ビタミンCの選び方と、朝の使い方は、こちら →40代のビタミンCは朝使って大丈夫?高濃度の罠と、夏に続けやすい3タイプ

トラネキサム酸には、注意が要る。

「トラネキサム酸を含む一般化粧品」と、「トラネキサム酸を有効成分とする医薬部外品」は、別のものだ。

製品区分と、表示できる効能・効果の範囲が違う。

一般化粧品に分類されるトラネキサム酸配合化粧水が、

肝斑を治療する・消す・改善する、とは書けないし、そう考えないほうがいい。

内服・外用・注入を含む肝斑の治療研究の結果を、

化粧水の効果へそのまま置き換えることもできない。

ここは、化粧品と医療の線を引いておく。


7.三つの最小ルーティン例

状態別に、置き方の例を挙げる。

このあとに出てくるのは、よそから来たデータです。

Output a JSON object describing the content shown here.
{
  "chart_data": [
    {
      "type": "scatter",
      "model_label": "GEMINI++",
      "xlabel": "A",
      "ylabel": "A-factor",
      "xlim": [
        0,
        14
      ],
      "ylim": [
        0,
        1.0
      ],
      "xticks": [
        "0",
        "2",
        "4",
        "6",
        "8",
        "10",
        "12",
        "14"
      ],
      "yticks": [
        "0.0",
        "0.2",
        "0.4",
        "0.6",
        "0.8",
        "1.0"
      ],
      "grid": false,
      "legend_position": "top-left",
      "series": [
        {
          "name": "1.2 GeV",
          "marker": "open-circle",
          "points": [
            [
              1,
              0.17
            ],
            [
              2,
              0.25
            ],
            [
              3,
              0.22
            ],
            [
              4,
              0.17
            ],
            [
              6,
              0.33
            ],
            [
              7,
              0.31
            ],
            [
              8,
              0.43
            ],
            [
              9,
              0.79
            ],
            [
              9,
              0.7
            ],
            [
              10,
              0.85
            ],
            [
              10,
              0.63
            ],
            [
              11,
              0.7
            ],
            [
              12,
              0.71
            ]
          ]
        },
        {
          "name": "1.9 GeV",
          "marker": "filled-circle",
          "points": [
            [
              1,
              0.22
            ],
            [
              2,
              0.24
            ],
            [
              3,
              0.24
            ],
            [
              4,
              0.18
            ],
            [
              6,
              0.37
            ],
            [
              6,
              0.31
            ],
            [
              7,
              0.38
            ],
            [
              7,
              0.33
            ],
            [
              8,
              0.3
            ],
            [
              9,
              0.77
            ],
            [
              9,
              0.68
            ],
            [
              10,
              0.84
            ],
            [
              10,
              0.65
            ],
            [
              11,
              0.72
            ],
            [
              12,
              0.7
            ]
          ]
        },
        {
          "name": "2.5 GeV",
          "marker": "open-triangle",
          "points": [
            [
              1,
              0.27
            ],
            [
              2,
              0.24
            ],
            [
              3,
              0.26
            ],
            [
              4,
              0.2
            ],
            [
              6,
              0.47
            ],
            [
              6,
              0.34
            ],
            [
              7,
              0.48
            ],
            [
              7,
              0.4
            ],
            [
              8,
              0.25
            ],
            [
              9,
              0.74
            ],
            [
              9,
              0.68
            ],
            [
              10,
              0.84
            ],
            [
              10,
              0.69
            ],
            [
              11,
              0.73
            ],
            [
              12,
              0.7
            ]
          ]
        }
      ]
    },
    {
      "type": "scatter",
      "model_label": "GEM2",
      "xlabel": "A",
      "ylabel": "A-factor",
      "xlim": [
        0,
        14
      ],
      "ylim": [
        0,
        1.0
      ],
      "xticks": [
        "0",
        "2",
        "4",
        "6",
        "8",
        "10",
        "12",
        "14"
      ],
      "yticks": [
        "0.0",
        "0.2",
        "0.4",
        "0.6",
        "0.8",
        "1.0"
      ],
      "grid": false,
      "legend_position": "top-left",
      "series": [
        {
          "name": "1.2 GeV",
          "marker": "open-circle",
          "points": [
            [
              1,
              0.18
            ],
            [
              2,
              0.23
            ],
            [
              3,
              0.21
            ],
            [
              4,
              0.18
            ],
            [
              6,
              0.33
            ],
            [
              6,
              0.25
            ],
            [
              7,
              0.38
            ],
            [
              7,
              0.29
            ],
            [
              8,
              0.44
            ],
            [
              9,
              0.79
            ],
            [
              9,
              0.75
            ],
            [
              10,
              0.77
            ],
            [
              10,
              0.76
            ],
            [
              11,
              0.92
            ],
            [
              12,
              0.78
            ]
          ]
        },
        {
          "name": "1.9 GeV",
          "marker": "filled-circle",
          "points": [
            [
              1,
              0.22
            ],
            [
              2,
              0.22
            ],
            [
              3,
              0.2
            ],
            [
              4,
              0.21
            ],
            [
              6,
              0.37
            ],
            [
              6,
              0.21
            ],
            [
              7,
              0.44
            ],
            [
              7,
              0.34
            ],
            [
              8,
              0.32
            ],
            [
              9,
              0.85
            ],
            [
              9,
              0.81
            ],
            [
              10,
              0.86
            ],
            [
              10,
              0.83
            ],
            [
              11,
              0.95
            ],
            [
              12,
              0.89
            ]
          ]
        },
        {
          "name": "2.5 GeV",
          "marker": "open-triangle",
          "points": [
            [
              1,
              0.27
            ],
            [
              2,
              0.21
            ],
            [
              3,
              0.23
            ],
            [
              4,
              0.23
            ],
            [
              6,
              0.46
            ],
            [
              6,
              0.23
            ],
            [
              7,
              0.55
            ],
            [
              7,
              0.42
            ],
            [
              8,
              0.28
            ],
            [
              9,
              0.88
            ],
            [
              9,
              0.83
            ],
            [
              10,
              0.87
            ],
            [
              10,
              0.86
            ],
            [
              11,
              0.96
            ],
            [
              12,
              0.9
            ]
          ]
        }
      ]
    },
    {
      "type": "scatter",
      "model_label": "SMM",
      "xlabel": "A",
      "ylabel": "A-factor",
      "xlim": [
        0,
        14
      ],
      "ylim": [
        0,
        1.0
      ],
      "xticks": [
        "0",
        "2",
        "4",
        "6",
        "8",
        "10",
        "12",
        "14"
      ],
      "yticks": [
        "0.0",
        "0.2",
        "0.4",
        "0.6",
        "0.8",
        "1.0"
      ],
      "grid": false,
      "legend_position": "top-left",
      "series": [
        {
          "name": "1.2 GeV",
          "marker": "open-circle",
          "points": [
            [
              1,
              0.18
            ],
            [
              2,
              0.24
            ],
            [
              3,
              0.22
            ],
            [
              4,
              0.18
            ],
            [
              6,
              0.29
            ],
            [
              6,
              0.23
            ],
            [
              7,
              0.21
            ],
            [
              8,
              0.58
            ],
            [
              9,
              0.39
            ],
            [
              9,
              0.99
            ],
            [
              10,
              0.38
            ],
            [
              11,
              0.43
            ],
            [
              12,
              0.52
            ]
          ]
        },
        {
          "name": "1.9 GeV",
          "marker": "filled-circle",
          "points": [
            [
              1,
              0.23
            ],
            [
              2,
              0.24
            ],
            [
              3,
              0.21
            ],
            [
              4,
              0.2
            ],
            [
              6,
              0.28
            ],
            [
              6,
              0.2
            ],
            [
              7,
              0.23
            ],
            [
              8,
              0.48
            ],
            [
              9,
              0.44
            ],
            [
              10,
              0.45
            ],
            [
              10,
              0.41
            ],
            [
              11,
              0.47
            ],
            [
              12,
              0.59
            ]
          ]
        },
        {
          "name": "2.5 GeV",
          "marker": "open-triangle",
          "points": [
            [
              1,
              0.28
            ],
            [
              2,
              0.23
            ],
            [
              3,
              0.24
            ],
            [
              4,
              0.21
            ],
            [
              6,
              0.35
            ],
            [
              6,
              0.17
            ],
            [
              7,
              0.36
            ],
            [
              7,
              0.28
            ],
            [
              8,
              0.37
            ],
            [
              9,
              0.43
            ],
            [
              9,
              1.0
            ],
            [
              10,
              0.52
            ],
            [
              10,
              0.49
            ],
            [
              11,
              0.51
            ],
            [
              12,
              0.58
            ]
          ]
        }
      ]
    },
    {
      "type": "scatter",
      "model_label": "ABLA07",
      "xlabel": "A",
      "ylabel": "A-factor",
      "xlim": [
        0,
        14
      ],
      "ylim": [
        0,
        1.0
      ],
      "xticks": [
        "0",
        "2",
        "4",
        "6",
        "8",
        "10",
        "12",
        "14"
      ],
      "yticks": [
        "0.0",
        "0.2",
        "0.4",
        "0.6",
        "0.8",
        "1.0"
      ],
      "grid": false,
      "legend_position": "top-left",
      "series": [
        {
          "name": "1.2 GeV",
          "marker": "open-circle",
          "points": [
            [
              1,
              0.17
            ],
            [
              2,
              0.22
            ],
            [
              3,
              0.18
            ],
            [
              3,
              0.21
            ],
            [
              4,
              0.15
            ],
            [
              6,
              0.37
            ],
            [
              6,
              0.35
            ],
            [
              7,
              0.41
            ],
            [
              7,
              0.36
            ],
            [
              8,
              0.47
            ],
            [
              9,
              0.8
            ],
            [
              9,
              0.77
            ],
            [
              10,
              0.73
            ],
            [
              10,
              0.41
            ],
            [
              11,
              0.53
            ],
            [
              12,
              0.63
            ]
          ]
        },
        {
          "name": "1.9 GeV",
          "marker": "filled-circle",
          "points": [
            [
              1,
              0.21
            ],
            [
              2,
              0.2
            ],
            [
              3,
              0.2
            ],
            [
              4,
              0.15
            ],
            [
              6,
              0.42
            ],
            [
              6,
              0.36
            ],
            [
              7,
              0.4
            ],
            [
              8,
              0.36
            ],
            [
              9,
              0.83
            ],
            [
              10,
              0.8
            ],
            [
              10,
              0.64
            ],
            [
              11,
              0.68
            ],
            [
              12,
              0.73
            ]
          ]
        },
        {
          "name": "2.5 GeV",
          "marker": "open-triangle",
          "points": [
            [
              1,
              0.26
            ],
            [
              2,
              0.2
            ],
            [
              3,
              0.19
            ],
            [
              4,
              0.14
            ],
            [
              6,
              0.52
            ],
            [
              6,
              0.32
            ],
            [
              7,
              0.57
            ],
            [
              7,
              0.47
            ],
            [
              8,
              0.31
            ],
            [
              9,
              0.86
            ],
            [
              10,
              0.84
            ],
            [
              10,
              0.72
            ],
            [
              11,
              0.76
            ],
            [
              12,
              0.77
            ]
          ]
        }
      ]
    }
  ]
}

これは処方ではなく、考え方の見本だ。

肌が揺らいでいるとき

  • 朝:必要に応じて洗う → 保湿 → 日焼け止め
  • 夜:必要なものを落とす → 保湿
  • 目的別ケアは、刺激が出ている間は、いったん見直す

肌が安定し、目的が一つあるとき

  • 基礎は変えない
  • 目的別ケアを一つ、製品表示に沿って配置する
  • 新しいものを、同時に増やさない

医療治療中

  • 医師の指示を優先する
  • 化粧品を、治療の代わりにしない
  • 洗浄・保湿・紫外線防御を、治療と矛盾しない形にする
  • 処方薬を、自己判断で増減・中止・再開しない

8.中止条件を、始める前に決めておく

目的別ケアを足すなら、やめる目安を、始める前に決めておく。

新しく加えた化粧品の使用後に、次のような反応が出たら、まず使用を中止する。

  • 新たに出た、または悪化する赤み・かゆみ・腫れ・発疹
  • 強い、または続くヒリつきや灼熱感
  • 痛み
  • 悪化する乾燥や皮むけ
  • 水疱、ただれ

軽い反応でも、続く場合や悪化する場合は皮膚科へ相談してほしい。

強い痛み、広がる発疹、腫れ、水疱、ただれは、様子を見続けない。

顔面の強い腫れ、呼吸や飲み込みの異常がある場合は、速やかな医療が必要である。

家庭で腕の内側などに試す簡易的な使用テストは、反応の予測には役立つが、

医療機関のパッチテストとは違い、反応が起きないことを保証するものではない

なお、「一度に一つずつ導入するほうが安全」とは断定しない。

正しくは、一つずつ変えるほうが、反応が出たときに原因を切り分けやすい、ということだ。


まとめ:足す前に、置き場所を決める

最小スキンケアは、我慢でも、引き算の禁欲でもない。

必要な機能を欠かさず、目的別ケアを一枠だけ足せる、余白のある状態のことだ。

朝・夜・週の枠に置く理由を説明できないものは、今は必要ない可能性がある。基礎を守ったうえで、目的別ケアは、一つずつ置く。

足す前に、置き場所を決める。順番はいつも、こちらだ。

※赤み、腫れ、痛み、水疱などの強い反応や、続く不調があるときは、自己判断でケアを続けず皮膚科を受診してください。医療機関で治療中の方は、医師の指示を優先してください。